The work "highlights in detail the significant toll that hunting is taking," says Drew Cronin, a conservation biologist at Drexel University in Philadelphia, Pennsylvania, who was not involved with the work. And without strong new protections, “there [are] a substantial number of mammals that are likely to disappear,” adds John Fa, a conservation scientist at Manchester Metropolitan University in the United Kingdom who also works with Indonesia’s Center for International Forestry Research but was not involved with the study.

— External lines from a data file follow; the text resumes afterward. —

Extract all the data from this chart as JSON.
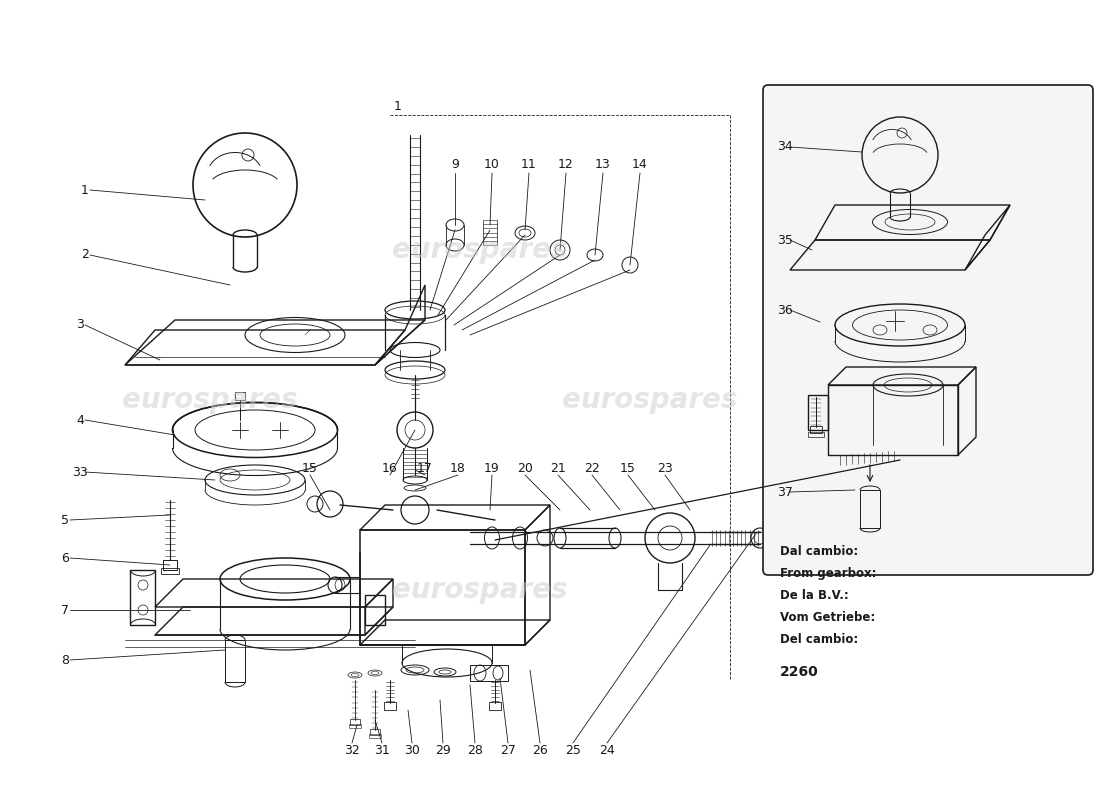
{
  "bg_color": "#ffffff",
  "line_color": "#1a1a1a",
  "watermark_color": "#cccccc",
  "inset_text": [
    "Dal cambio:",
    "From gearbox:",
    "De la B.V.:",
    "Vom Getriebe:",
    "Del cambio:",
    "2260"
  ]
}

William Ripple, the lead author, became aware of the issue a few years ago while studying Africa’s starving lions, who couldn’t find enough prey to feed themselves. It turned out that the large carnivores were competing with humans for bushmeat like gazelles, says Ripple, an ecologist at Oregon State University in Corvallis. So he and his colleagues decided to see how much of a problem human hunters are in other parts of the world. The researchers combed through the most recent Red List of Threatened Species, the definitive catalog of the world's most threatened and endangered plants and animals. Ripple’s team focused on just the 1169 land mammals listed as “threatened,” noting which were most at risk from hunting, whether for meat, medicine, or the pet trade.

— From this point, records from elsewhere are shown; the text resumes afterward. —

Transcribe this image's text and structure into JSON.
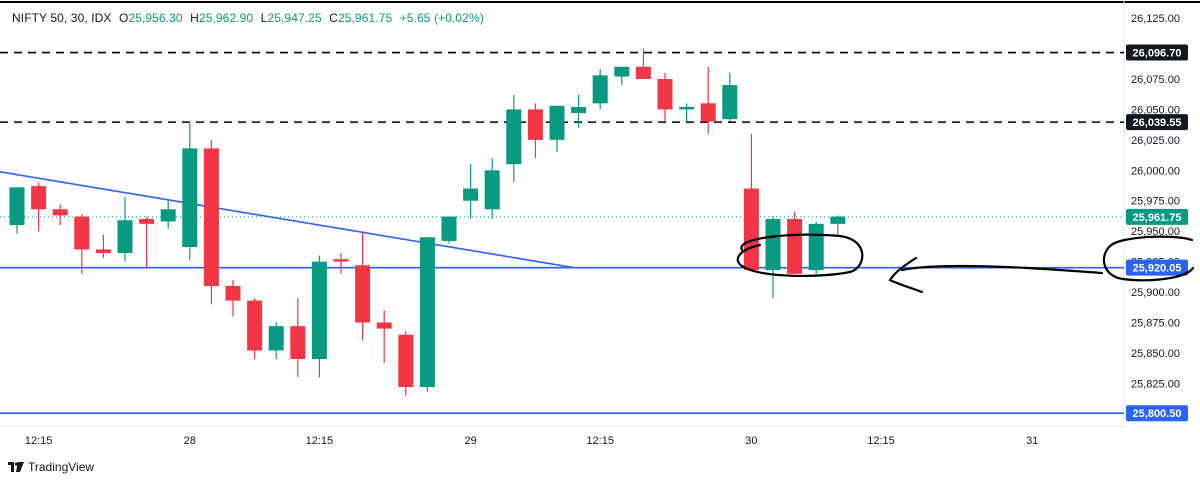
{
  "header": {
    "symbol": "NIFTY 50, 30, IDX",
    "o_label": "O",
    "o": "25,956.30",
    "h_label": "H",
    "h": "25,962.90",
    "l_label": "L",
    "l": "25,947.25",
    "c_label": "C",
    "c": "25,961.75",
    "change": "+5.65 (+0.02%)"
  },
  "brand": {
    "name": "TradingView"
  },
  "colors": {
    "up": "#089981",
    "down": "#f23645",
    "trend": "#2962ff",
    "text": "#131722",
    "border": "#000000"
  },
  "chart_data": {
    "type": "candlestick",
    "title": "",
    "xlabel": "",
    "ylabel": "",
    "ylim": [
      25790,
      26130
    ],
    "y_ticks": [
      26125,
      26075,
      26050,
      26025,
      26000,
      25975,
      25950,
      25925,
      25900,
      25875,
      25850,
      25825
    ],
    "y_tick_labels": [
      "26,125.00",
      "26,075.00",
      "26,050.00",
      "26,025.00",
      "26,000.00",
      "25,975.00",
      "25,950.00",
      "25,925.00",
      "25,900.00",
      "25,875.00",
      "25,850.00",
      "25,825.00"
    ],
    "x_tick_labels": [
      {
        "index": 1,
        "label": "12:15"
      },
      {
        "index": 8,
        "label": "28"
      },
      {
        "index": 14,
        "label": "12:15"
      },
      {
        "index": 21,
        "label": "29"
      },
      {
        "index": 27,
        "label": "12:15"
      },
      {
        "index": 34,
        "label": "30"
      },
      {
        "index": 40,
        "label": "12:15"
      },
      {
        "index": 47,
        "label": "31"
      }
    ],
    "candles": [
      {
        "o": 25955,
        "h": 25985,
        "l": 25948,
        "c": 25986
      },
      {
        "o": 25987,
        "h": 25990,
        "l": 25950,
        "c": 25968
      },
      {
        "o": 25968,
        "h": 25972,
        "l": 25955,
        "c": 25963
      },
      {
        "o": 25962,
        "h": 25964,
        "l": 25915,
        "c": 25935
      },
      {
        "o": 25935,
        "h": 25947,
        "l": 25928,
        "c": 25932
      },
      {
        "o": 25932,
        "h": 25978,
        "l": 25925,
        "c": 25959
      },
      {
        "o": 25960,
        "h": 25962,
        "l": 25920,
        "c": 25956
      },
      {
        "o": 25958,
        "h": 25975,
        "l": 25952,
        "c": 25968
      },
      {
        "o": 25937,
        "h": 26040,
        "l": 25926,
        "c": 26018
      },
      {
        "o": 26018,
        "h": 26025,
        "l": 25890,
        "c": 25905
      },
      {
        "o": 25905,
        "h": 25910,
        "l": 25880,
        "c": 25893
      },
      {
        "o": 25893,
        "h": 25895,
        "l": 25845,
        "c": 25852
      },
      {
        "o": 25852,
        "h": 25875,
        "l": 25845,
        "c": 25872
      },
      {
        "o": 25872,
        "h": 25895,
        "l": 25830,
        "c": 25845
      },
      {
        "o": 25845,
        "h": 25930,
        "l": 25830,
        "c": 25925
      },
      {
        "o": 25927,
        "h": 25932,
        "l": 25915,
        "c": 25925
      },
      {
        "o": 25922,
        "h": 25950,
        "l": 25860,
        "c": 25875
      },
      {
        "o": 25875,
        "h": 25885,
        "l": 25842,
        "c": 25870
      },
      {
        "o": 25865,
        "h": 25868,
        "l": 25815,
        "c": 25822
      },
      {
        "o": 25822,
        "h": 25945,
        "l": 25818,
        "c": 25945
      },
      {
        "o": 25942,
        "h": 25962,
        "l": 25940,
        "c": 25962
      },
      {
        "o": 25975,
        "h": 26005,
        "l": 25960,
        "c": 25985
      },
      {
        "o": 25968,
        "h": 26010,
        "l": 25960,
        "c": 26000
      },
      {
        "o": 26005,
        "h": 26062,
        "l": 25990,
        "c": 26050
      },
      {
        "o": 26050,
        "h": 26055,
        "l": 26010,
        "c": 26025
      },
      {
        "o": 26025,
        "h": 26052,
        "l": 26015,
        "c": 26053
      },
      {
        "o": 26047,
        "h": 26062,
        "l": 26035,
        "c": 26052
      },
      {
        "o": 26055,
        "h": 26083,
        "l": 26050,
        "c": 26078
      },
      {
        "o": 26077,
        "h": 26085,
        "l": 26070,
        "c": 26085
      },
      {
        "o": 26085,
        "h": 26100,
        "l": 26075,
        "c": 26075
      },
      {
        "o": 26075,
        "h": 26080,
        "l": 26040,
        "c": 26050
      },
      {
        "o": 26050,
        "h": 26055,
        "l": 26040,
        "c": 26052
      },
      {
        "o": 26055,
        "h": 26085,
        "l": 26030,
        "c": 26040
      },
      {
        "o": 26042,
        "h": 26080,
        "l": 26040,
        "c": 26070
      },
      {
        "o": 25985,
        "h": 26030,
        "l": 25918,
        "c": 25918
      },
      {
        "o": 25918,
        "h": 25962,
        "l": 25895,
        "c": 25960
      },
      {
        "o": 25960,
        "h": 25966,
        "l": 25915,
        "c": 25915
      },
      {
        "o": 25918,
        "h": 25958,
        "l": 25915,
        "c": 25956
      },
      {
        "o": 25956,
        "h": 25963,
        "l": 25947,
        "c": 25962
      }
    ],
    "horizontal_levels": [
      {
        "value": 26096.7,
        "label": "26,096.70",
        "style": "dashed",
        "color": "#000000"
      },
      {
        "value": 26039.55,
        "label": "26,039.55",
        "style": "dashed",
        "color": "#000000"
      },
      {
        "value": 25961.75,
        "label": "25,961.75",
        "style": "dotted",
        "color": "#089981"
      },
      {
        "value": 25920.05,
        "label": "25,920.05",
        "style": "solid",
        "color": "#2962ff"
      },
      {
        "value": 25800.5,
        "label": "25,800.50",
        "style": "solid",
        "color": "#2962ff"
      }
    ],
    "trendline": {
      "from_index": -1.2,
      "from_value": 26000,
      "to_index": 25.8,
      "to_value": 25920,
      "color": "#2962ff"
    },
    "annotations": [
      {
        "type": "ellipse-highlight",
        "around_indices": [
          34,
          37
        ],
        "value": 25920
      },
      {
        "type": "hand-drawn-arrow",
        "pointing": "left",
        "value": 25910
      },
      {
        "type": "circle-on-axis",
        "value": 25920.05
      }
    ]
  }
}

“A lot of people think the loss or degradation of habitat is the big threat to wild animals, but here it shows there is a major threat from direct exploitation by humans,” Ripple says.
As they report today in Royal Society Open Science, more than a quarter of those 1169 land mammals face extinction from hunting, which also disproportionately threatens large mammals. The 301 species in the most danger from hunting include more than 60% of all land mammal species weighing more than 1000 kilograms, such as rhinos and hippos. Those animals are especially vulnerable because they tend to have smaller population sizes and longer times between generations, Ripple says. Anteaters, hedgehoglike animals called tenrecs, and rabbitlike hyraxes are doing fine, but gaurs, sloth bears, Bactrian camels, and bearded pigs are not. More than a quarter of all monkeys and other primates are targets.
Past evaluations of hunting pressures have covered animals like elephants and tigers, ignoring rodents and less colorful species. “This paper, by addressing the issue for all mammals, reminds us that we also need to think about the less charismatic species, and the less high-profile ones,” says E. J. Milner-Gulland, a conservation scientist at the University of Oxford in the United Kingdom who was not involved with the work.
Although 301 doesn't sound like a lot of species, their loss would be a substantial blow to ecosystems, Fa says. The list includes large carnivores that help control populations of plant eaters like antelope who would otherwise overconsume the savanna’s grasses. Many of the listed mammals are also key seed dispersers and still others help shape the landscape with their burrows and foraging.
But that number might not even come close to how many species are actually threatened, Cronin says. Sometimes he and others who write the Red List entries don't have enough information to know whether hunting is a problem. For example, he knows of seven monkey species in Equatorial Guinea that are being hunted, but none of them were listed as extensively hunted on the Red List. And Ripple’s list doesn't include elephants, which are mostly hunted for ivory and not for food and medicine.
Ripple and his colleagues also calculated what percent of these mammals’ habitats are supposedly protected. For the most heavily hunted mammals, only about 10.5% of their ranges are in protected areas, they report. Moreover, hunting often goes on illegally, even on reserves. So he and others advocate the hiring of more forest guards and stiffer penalties for illegal hunting.
Even so, reducing the toll of hunting won't be easy. It's hard to forbid people in developing countries to hunt when they rely on bushmeat to survive, just as their communities have for millennia. Rather than prohibit hunting altogether, some conservation scientists advocate the development of sustainable hunting practices that focus on smaller species less at risk of disappearing.
But subsistence hunters are not the biggest part of the problem, Fa says. Rather, it is the commercial hunters with high-powered rifles and motorized vehicles who have built up a bustling—and highly profitable—international bushmeat trade. In 2010, based on a tally of bushmeat seized in traveler's luggage at Paris’s Charles de Gaulle Airport, researchers concluded that 5 tons arrive in France each week.